トランプ米大統領が26日、米国に輸入される全ての自動車と外国製自動車部品に25%の関税を課すと発表したことで、内外の自動車メーカーに衝撃が走った。写真はGMの電気自動車工場の組み立てロボット。カナダ・オンタリオ州インガソールで2022年12月撮影(2025年 ロイター/Carlos Osorio)
Nora Eckert Kalea Hall David Shepardson
[デトロイト/ワシントン 26日 ロイター] - トランプ米大統領が26日、米国に輸入される全ての自動車と外国製自動車部品に25%の関税を課すと発表したことで、内外の自動車メーカーに衝撃が走った。

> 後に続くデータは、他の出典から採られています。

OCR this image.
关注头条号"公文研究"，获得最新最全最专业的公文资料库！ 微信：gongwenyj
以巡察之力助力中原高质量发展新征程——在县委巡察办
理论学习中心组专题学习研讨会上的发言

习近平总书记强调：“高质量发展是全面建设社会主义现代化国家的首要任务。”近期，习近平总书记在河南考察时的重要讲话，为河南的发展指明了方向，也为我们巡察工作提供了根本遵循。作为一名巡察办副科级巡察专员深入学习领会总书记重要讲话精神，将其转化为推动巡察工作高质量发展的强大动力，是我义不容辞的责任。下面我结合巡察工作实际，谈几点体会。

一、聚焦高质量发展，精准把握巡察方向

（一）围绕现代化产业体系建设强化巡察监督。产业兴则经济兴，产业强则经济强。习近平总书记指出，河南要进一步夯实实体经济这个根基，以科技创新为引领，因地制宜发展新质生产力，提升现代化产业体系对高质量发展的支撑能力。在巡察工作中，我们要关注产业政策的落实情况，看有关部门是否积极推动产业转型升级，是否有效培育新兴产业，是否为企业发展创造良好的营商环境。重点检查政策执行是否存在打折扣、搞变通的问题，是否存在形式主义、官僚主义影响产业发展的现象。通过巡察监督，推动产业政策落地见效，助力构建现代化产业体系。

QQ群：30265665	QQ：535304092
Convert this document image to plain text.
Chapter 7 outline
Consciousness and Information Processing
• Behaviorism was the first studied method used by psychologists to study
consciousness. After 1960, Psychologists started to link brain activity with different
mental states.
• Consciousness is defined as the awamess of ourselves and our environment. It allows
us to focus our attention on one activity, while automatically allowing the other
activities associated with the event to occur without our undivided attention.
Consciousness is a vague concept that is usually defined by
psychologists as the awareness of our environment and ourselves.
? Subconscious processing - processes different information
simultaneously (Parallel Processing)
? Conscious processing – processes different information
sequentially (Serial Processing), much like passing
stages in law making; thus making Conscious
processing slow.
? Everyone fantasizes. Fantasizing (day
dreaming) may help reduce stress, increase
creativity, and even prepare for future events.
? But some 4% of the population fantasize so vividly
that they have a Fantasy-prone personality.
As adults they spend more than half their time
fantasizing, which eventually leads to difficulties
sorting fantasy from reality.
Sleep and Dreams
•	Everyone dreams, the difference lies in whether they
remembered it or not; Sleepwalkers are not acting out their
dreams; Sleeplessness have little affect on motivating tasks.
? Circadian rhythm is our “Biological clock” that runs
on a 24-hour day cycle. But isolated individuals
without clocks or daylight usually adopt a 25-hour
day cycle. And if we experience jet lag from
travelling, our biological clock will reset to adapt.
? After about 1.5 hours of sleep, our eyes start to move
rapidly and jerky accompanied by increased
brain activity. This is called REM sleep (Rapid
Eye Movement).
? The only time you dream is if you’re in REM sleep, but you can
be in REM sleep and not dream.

今回の関税が長期にわたって継続された場合、米国で販売される一般的な車両の価格が数千ドル上昇する可能性があり、北米全域の自動車生産に支障をきたす恐れがある。調査会社グローバルデータによると、昨年米国で販売された自動車の半分近くは輸入車だった。
ゼネラルモーターズ(GM)の株価は引け後の時間外取引で8%下落した。フォードとステランティスの米国上場株はそれぞれ約4.5%下落した。アジアでは、トヨタ自動車、ホンダ、現代自動車が3─4%安となっている。

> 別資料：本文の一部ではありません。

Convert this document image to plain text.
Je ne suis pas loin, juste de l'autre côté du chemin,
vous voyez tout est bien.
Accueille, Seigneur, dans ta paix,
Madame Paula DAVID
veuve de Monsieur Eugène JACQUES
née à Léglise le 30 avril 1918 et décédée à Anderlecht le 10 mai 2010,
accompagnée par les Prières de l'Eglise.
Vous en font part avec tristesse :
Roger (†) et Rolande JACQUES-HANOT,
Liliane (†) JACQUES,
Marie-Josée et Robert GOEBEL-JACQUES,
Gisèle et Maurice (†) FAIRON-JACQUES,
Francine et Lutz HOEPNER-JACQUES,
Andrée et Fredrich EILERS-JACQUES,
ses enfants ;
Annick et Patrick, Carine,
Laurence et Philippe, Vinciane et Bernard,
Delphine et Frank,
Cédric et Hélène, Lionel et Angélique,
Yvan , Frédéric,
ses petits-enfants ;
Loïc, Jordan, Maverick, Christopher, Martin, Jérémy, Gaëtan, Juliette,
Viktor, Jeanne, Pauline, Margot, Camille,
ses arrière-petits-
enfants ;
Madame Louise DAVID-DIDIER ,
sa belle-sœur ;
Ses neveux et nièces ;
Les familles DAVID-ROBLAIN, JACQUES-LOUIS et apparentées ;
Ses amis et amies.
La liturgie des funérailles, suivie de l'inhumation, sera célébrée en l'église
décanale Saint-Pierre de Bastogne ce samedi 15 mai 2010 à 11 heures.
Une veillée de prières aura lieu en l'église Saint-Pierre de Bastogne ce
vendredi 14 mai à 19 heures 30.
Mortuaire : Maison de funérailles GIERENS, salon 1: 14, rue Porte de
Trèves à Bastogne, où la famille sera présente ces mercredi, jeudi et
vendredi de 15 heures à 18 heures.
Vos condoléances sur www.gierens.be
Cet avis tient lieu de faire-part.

電気自動車(EV)大手テスラの株価は1.3%下落した。同社は米国で販売される全ての車両を国内で生産しているが、一部輸入部品を使用している。
トランプ氏は、今回の自動車関税はテスラにとって中立的かプラスに作用する可能性があるとの見解を示した。またテスラの最高経営責任者(CEO)であるイーロン・マスク氏から助言を受けていないと明言した。
マスク氏は、関税はテスラにも影響するとXに投稿した。別の投稿で、「海外から輸入するテスラ車の部品価格に影響を与える。コストへの影響は小さくない」と指摘した。
主要な外国自動車メーカーによる業界団体オートス・ドライブ・アメリカは、「(新たな関税は)米国で自動車を生産・販売するコストを押し上げ、最終的には価格上昇、消費者の選択肢の減少、米国での製造業における雇用減少につながる」との見解を示した。
オートフォーキャスト・ソリューションズのアナリスト、サム・フィオラニ氏は「カナダとメキシコの工場に数億ドル、数十億ドルを投資してきた企業は、今後数年とは言わないまでも、数四半期で利益が大幅に減少する可能性が高い」との見方を示した。
「これは全てを混乱させるため、われわれは販売と生産の予測を調整することになる」と語った。
コックス・オートモーティブは関税の詳細が発表される前に、免税措置がない場合、米国製自動車には3000ドル、カナダとメキシコ製自動車には6000ドルが上乗せされると予測していた。
また、4月中旬までに「事実上全ての」北米自動車生産に混乱が生じ、1日当たりの生産台数が2万台(約30%)減少するとしていた。
実際には一時的な免除措置が導入されている。米・メキシコ・カナダ協定(USMCA)に基づき自動車を輸入する事業者は、米国内で生産された部品を使っていることを証明できれば、その分の関税を免除され海外製の部品に対してのみ関税が適用される。